The agency indicated that almost any reason a person has for travelling outside of an area of residence constitutes tourism. The one main exception to that rule is travelling for work.
“If [travelers] are Nicaraguans coming to work in Costa Rica, then in principle they should be out,” Kester said when asked about PROTUR’s objections to the ICT numbers. “If you are a Costa Rican living in Nicaragua and you come to Costa Rica to visit your family and friends, even if it is multiple times in a year, then you should be counted in the visitor count. But coming for work, normally not.”
Kester and Borbón both indicated that tourism statistics are largely generated to facilitate analyses by businesses in the industry (see Letters, Page 11).
“Everyone is responsible for making their calculations from the data provided,” Borbón wrote. “What data show for a particular private-sector group comes from [the group’s] own business analysis and is particular to that reality. ICT data are generated under quality standards, but it should be understood that they require interpretation by private actors.”
But Borbón also noted that 4 percent growth in the tourism industry that the board reported for 2011 is “a general indicator of the tourism activity and does not necessarily mean its distribution is uniform throughout the country.”
In terms of hotel occupancy rates – another data point Marchegiani questioned in his presentation to lawmakers – Borbón said ICT’s numbers are only “general and serve as indicators at the national level” because of “limited response in the business sector to provide sufficient reliable information on hotel occupancy to let us know the real situation in the country.”
Looking over ICT data provided to the U.N.’s World Tourism Organization, Kester said he didn’t “really have much indication to doubt [the] data too much.”
“With this data it always depends on what angle you want, what point you want to make with it,” he added.
ICT’s numbers indicate almost 437,000 international arrivals to Costa Rica from Nicaragua in 2011. Kester said it is important to remember that number represents any Ticos living in Nicaragua travelling back to Costa Rica to visit friends and family, activities that constitute tourist visits.
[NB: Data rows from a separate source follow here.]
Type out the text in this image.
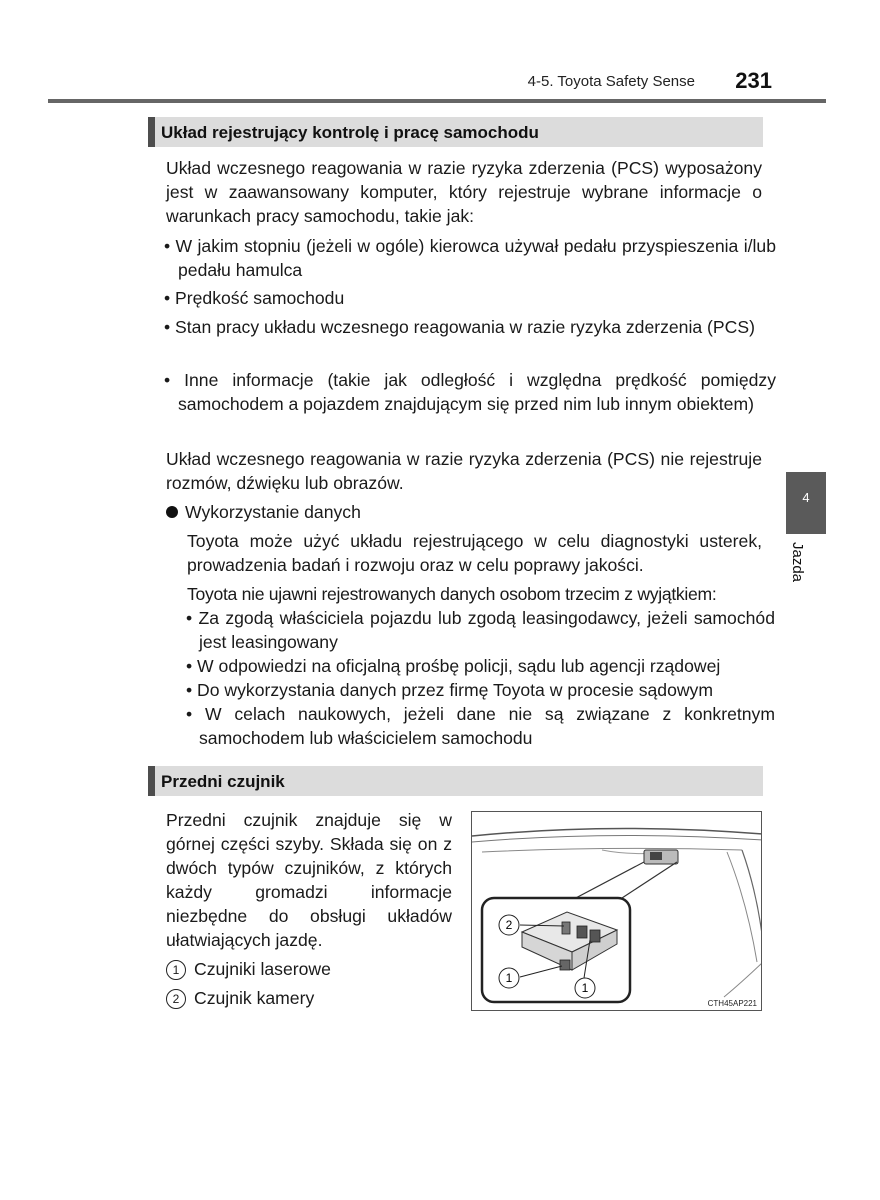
4-5. Toyota Safety Sense 231
4
Jazda
Układ rejestrujący kontrolę i pracę samochodu

Układ wczesnego reagowania w razie ryzyka zderzenia (PCS) wyposażony jest w zaawansowany komputer, który rejestruje wybrane informacje o warunkach pracy samochodu, takie jak:

• W jakim stopniu (jeżeli w ogóle) kierowca używał pedału przyspieszenia i/lub pedału hamulca

• Prędkość samochodu

• Stan pracy układu wczesnego reagowania w razie ryzyka zderzenia (PCS)

• Inne informacje (takie jak odległość i względna prędkość pomiędzy samochodem a pojazdem znajdującym się przed nim lub innym obiektem)

Układ wczesnego reagowania w razie ryzyka zderzenia (PCS) nie rejestruje rozmów, dźwięku lub obrazów.

Wykorzystanie danych

Toyota może użyć układu rejestrującego w celu diagnostyki usterek, prowadzenia badań i rozwoju oraz w celu poprawy jakości.

Toyota nie ujawni rejestrowanych danych osobom trzecim z wyjątkiem:

• Za zgodą właściciela pojazdu lub zgodą leasingodawcy, jeżeli samochód jest leasingowany

• W odpowiedzi na oficjalną prośbę policji, sądu lub agencji rządowej

• Do wykorzystania danych przez firmę Toyota w procesie sądowym

• W celach naukowych, jeżeli dane nie są związane z konkretnym samochodem lub właścicielem samochodu

Przedni czujnik

Przedni czujnik znajduje się w górnej części szyby. Składa się on z dwóch typów czujników, z których każdy gromadzi informacje niezbędne do obsługi układów ułatwiających jazdę.

1 Czujniki laserowe
2 Czujnik kamery
2
1
1
CTH45AP221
In response to PROTUR’s other allegations against the ICT, Borbón said the board has specific policies geared to helping small businesses. Proof of this, he indicated, is in the fact that 2,427 hotels in the country, or 98 percent of hotels, have less than 100 rooms and an average size of 14.6 rooms per hotel. Borbón said that between 2000 and 2010, the number of “hosting businesses” in Costa Rica grew by 48.2 percent, and the average number of rooms per hotel during the period was roughly 16 rooms per hotel.
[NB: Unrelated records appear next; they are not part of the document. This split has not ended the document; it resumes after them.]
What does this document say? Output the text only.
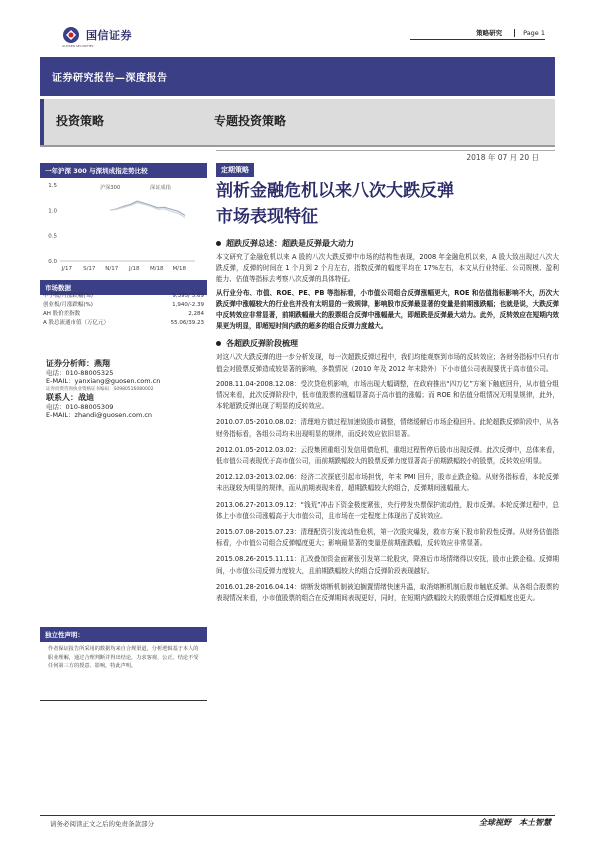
国信证券
GUOSEN SECURITIES
策略研究	Page 1
证券研究报告—深度报告
投资策略	专题投资策略
2018 年 07 月 20 日
一年沪深 300 与深圳成指走势比较
1.5
1.0
0.5
0.0
J/17 S/17 N/17 J/18 M/18 M/18
沪深300	深证成指
市场数据
中小板/月涨跌幅(%)	9,395/ 5.69
创业板/月涨跌幅(%)	1,940/-2.39
AH 股价差指数	2,284
A 股总流通市值（万亿元）	55.06/39.23
证券分析师：燕翔
电话：010-88005325
E-MAIL：yanxiang@guosen.com.cn
证券投资咨询执业资格证书编码：S0980516080002
联系人：战迪
电话：010-88005309
E-MAIL：zhandi@guosen.com.cn
独立性声明：
作者保证报告所采用的数据均来自合规渠道，分析逻辑基于本人的职业理解，通过合理判断并得出结论，力求客观、公正。结论不受任何第三方的授意、影响，特此声明。
定期策略
剖析金融危机以来八次大跌反弹
市场表现特征
超跌反弹总述：超跌是反弹最大动力
本文研究了金融危机以来 A 股的八次大跌反弹中市场的结构性表现，2008 年金融危机以来，A 股大致出现过八次大跌反弹，反弹的时间在 1 个月到 2 个月左右，指数反弹的幅度平均在 17%左右，本文从行业特征、公司规模、盈利能力、估值等指标去考察八次反弹的具体特征。
从行业分布、市值、ROE、PE、PB 等指标看，小市值公司组合反弹涨幅更大，ROE 和估值指标影响不大，历次大跌反弹中涨幅较大的行业也并没有太明显的一致规律，影响股市反弹最显著的变量是前期涨跌幅；也就是说，大跌反弹中反转效应非常显著，前期跌幅最大的股票组合反弹中涨幅最大，即超跌是反弹最大动力。此外，反转效应在短期内效果更为明显，即超短时间内跌的超多的组合反弹力度越大。
各超跌反弹阶段梳理
对这八次大跌反弹的进一步分析发现，每一次超跌反弹过程中，我们均能观察到市场的反转效应；各财务指标中只有市值会对股票反弹造成较显著的影响，多数情况（2010 年及 2012 年末除外）下小市值公司表现要优于高市值公司。
2008.11.04-2008.12.08：受次贷危机影响，市场出现大幅调整，在政府推出“四万亿”方案下触底回升，从市值分组情况来看，此次反弹阶段中，低市值股票的涨幅显著高于高市值的涨幅；而 ROE 和估值分组情况无明显规律，此外，本轮超跌反弹出现了明显的反转效应。
2010.07.05-2010.08.02：清理地方债过程加速致股市调整，情绪缓解后市场企稳回升。此轮超跌反弹阶段中，从各财务指标看，各组公司均未出现明显的规律，而反转效应依旧显著。
2012.01.05-2012.03.02：云投集团重组引发信用债危机，重组过程暂停后股市出现反弹。此次反弹中，总体来看，低市值公司表现优于高市值公司，而前期跌幅较大的股票反弹力度显著高于前期跌幅较小的股票，反转效应明显。
2012.12.03-2013.02.06：经济二次探底引起市场担忧，年末 PMI 回升，股市止跌企稳。从财务指标看，本轮反弹未出现较为明显的规律，而从前期表现来看，超期跌幅较大的组合，反弹期间涨幅最大。
2013.06.27-2013.09.12：“钱荒”冲击下资金极度紧张，央行停发央票保护流动性，股市反弹。本轮反弹过程中，总体上小市值公司涨幅高于大市值公司，且市场在一定程度上体现出了反转效应。
2015.07.08-2015.07.23：清理配资引发流动性危机，第一次股灾爆发，救市方案下股市阶段性反弹。从财务估值指标看，小市值公司组合反弹幅度更大；影响最显著的变量是前期涨跌幅，反转效应非常显著。
2015.08.26-2015.11.11：汇改叠加资金面紧张引发第二轮股灾，降准后市场情绪得以安抚，股市止跌企稳。反弹期间，小市值公司反弹力度较大，且前期跌幅较大的组合反弹阶段表现越好。
2016.01.28-2016.04.14：熔断发熔断机制被迫搁置情绪快速升温，取消熔断机制后股市触底反弹。从各组合股票的表现情况来看，小市值股票的组合在反弹期间表现更好，同时，在短期内跌幅较大的股票组合反弹幅度也更大。
请务必阅读正文之后的免责条款部分	全球视野　本土智慧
Asked about reforms to the tourism board, Borbón said, “The ICT is an institution that works and has always worked with chambers, municipalities and other organizations that are an important part of the model of sustainable tourism development in the country.”
He said ICT programs collaborate with more than 70 tourism chambers throughout the country, and many focus on increasing “local participation in the development of industry and strengthening local capacities.”